Location: Hydrology and Remote Sensing LaboratoryTitle: SMAP Level 4 soil moisture estimates reveal possible bias in the runoff response of land surface models Author
|Chen, F. - Science Systems And Applications, Inc|
|Reiche, R. - Goddard Space Flight Center|
|Xia - National Oceanic & Atmospheric Administration (NOAA)|
|Liu, Q. - Goddard Space Flight Center|
Submitted to: Geophysical Research Letters
Publication Type: Peer Reviewed Journal
Publication Acceptance Date: 4/27/2018
Publication Date: 6/14/2018
Citation: Crow, W.T., Chen, F., Reiche, R., Xia, Liu, Q. 2018. SMAP Level 4 soil moisture estimates reveal possible bias in the runoff response of land surface models. Geophysical Research Letters. 45(10):4869-4878. https://doi.org/10.1016/j.rse.2018.05.008.

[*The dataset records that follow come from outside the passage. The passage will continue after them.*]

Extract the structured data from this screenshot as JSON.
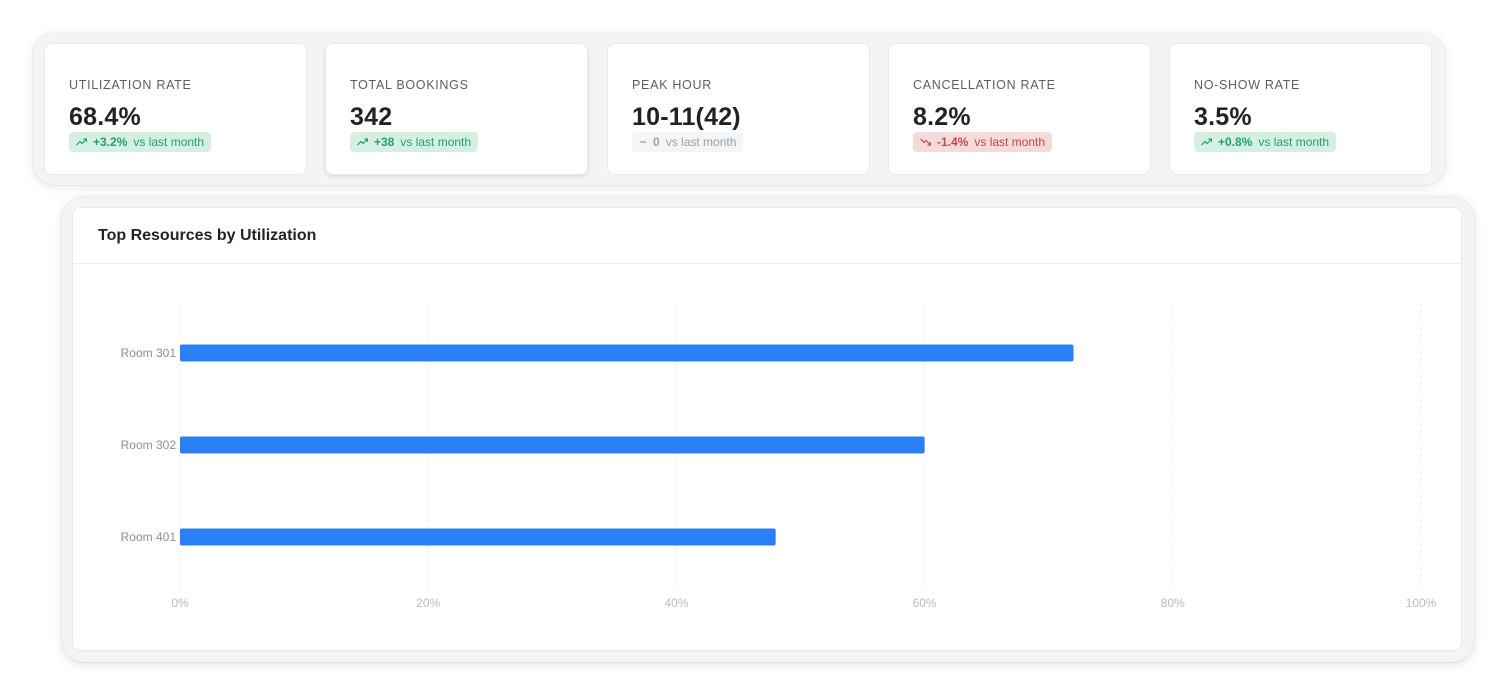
{
  "kpis": [
    {
      "label": "UTILIZATION RATE",
      "value": "68.4%",
      "delta": "+3.2%",
      "delta_text": "vs last month",
      "trend": "up"
    },
    {
      "label": "TOTAL BOOKINGS",
      "value": "342",
      "delta": "+38",
      "delta_text": "vs last month",
      "trend": "up"
    },
    {
      "label": "PEAK HOUR",
      "value": "10-11(42)",
      "delta": "0",
      "delta_text": "vs last month",
      "trend": "flat"
    },
    {
      "label": "CANCELLATION RATE",
      "value": "8.2%",
      "delta": "-1.4%",
      "delta_text": "vs last month",
      "trend": "down"
    },
    {
      "label": "NO-SHOW RATE",
      "value": "3.5%",
      "delta": "+0.8%",
      "delta_text": "vs last month",
      "trend": "up"
    }
  ],
  "colors": {
    "bar": "#2b7ff6",
    "up": "#23a06b",
    "down": "#c24848",
    "flat": "#9aa0a6"
  },
  "chart_panel": {
    "title": "Top Resources by Utilization"
  },
  "chart_data": {
    "type": "bar",
    "orientation": "horizontal",
    "title": "Top Resources by Utilization",
    "categories": [
      "Room 301",
      "Room 302",
      "Room 401"
    ],
    "values": [
      72,
      60,
      48
    ],
    "xlim": [
      0,
      100
    ],
    "xticks": [
      "0%",
      "20%",
      "40%",
      "60%",
      "80%",
      "100%"
    ],
    "xtick_values": [
      0,
      20,
      40,
      60,
      80,
      100
    ],
    "grid": "vertical dashed",
    "legend": "none"
  }
}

DOI: https://doi.org/10.1016/j.rse.2018.05.008 Interpretive Summary: Hydrologic models attempt to predict the fraction of incoming rainfall which is converted into runoff (versus infiltrated into the soil). If accurate, these predictions are valuable for wide range of agricultural water use and water management applications. The ability of the land surface to infiltrate rainfall is largely dependent on the amount of water present in the soil column prior to the start of precipitation. Using a new satellite-based soil moisture data product, this paper examines whether existing hydrologic models can reproduce the correct relationship between pre-storm soil moisture and rainfall infiltration. Results indicate the models tend to underestimate the strength of this relationship and, therefore, under utilize available soil moisture information for predicting the land surface response to future rainfall events. Information in this paper will eventually be used to correct for this bias and enhance our ability to predict stream flow extremes associated with floods and droughts.
Technical Abstract: The accurate partitioning of precipitation into infiltration and runoff is a fundamental objective of land surface models tasked with characterizing the surface water and energy balance. Temporal variability in this partitioning is due, in part, to changes in pre-storm soil moisture which determine soil infiltration capacity. Utilizing surface and root-zone soil moisture estimates from the NASA Soil Moisture Active Passive (SMAP) Level 4 soil moisture product, we demonstrate that land surface models tend to underestimate the strength of the relationship between pre-storm soil moisture and subsequent storm-scale runoff generation efficiency. This implies that land models neglect a portion of hydrologic predictability afforded by knowledge of pre-storm soil moisture conditions.